The Companies Act, 2013 (CA2013) prohibits issuance of shares of the Company at a discount. Further, the rules under CA2013 require that the exercise price or the formula for arriving at the exercise price needs to be approved by the shareholders at the time of issuance of the Plan. The above implies that ESOPs can only be exercised by payment of exercise price, which cannot be below the face value of underlying shares. Thus, for an employee to own shares pursuant to ESOPs, such an employee must have sufficient liquidity to fund the corresponding exercise price. This could be significantly problematic for employees where the difference between the market price of shares and the exercise price is not substantial. 

Therefore, employers have begun exploring ESOP structures that are more beneficial for employees. While not covered explicitly, both the CA2013 and the SEBI Regulations contain provisions indicating the possibility of funding the exercise price for the employees. CA2013 allows a company to make provision for granting loan to the trust for purchase of shares held by it for the benefit of employees. Similarly, SEBI Regulations allow:

  • the trust to sell shares held by it in the secondary market to fund payment of exercise price by the employees, their tax and related obligations; and
  • the company or trust to fund or permit the empaneled stock brokers to make arrangements to fund the payment of exercise price by employees and related obligations, while further permitting that such amount can be adjusted against the sale proceeds of the shares of such employee.

Similar provisions were also part of the erstwhile SEBI Regulations and were reaffirmed by the SEBI in an informal guidance provided to a stockbroker company.
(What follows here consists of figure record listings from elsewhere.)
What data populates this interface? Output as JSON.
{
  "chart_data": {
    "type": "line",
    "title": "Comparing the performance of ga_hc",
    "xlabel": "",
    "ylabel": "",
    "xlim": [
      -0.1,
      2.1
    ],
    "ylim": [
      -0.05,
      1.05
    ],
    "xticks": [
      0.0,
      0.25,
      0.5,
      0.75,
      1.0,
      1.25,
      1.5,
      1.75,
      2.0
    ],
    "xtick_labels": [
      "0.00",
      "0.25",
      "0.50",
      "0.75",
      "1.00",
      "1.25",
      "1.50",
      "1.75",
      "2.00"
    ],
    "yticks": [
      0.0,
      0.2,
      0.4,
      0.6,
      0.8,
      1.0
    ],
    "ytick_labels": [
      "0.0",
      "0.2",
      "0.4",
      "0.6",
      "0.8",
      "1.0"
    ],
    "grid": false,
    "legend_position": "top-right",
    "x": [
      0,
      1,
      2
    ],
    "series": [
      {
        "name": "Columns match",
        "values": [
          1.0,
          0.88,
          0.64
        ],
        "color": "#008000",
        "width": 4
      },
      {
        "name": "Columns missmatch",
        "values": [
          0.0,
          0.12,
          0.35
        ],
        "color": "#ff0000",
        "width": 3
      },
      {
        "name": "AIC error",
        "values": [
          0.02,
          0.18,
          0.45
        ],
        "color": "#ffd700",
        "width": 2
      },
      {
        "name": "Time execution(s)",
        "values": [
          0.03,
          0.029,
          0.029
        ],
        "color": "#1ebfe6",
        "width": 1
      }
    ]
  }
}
Above provisions give employers the necessary latitude to fund the exercise price for employees, and thus provide for cashless exercise of ESOPs. This process would essentially entail sale of adequate number of shares by the trust or an empaneled broker and the subsequent usage of the proceeds from such sale to cover the amount owed by the employee to exercise his/her ESOPs. This helps to reduce the ultimate outlay of cash from the employee’s hand and in aligning the plan with their financial appetite. For the employers, cashless exercise results in increased participation by employees in the company’s growth, fostering a more collaborative workforce.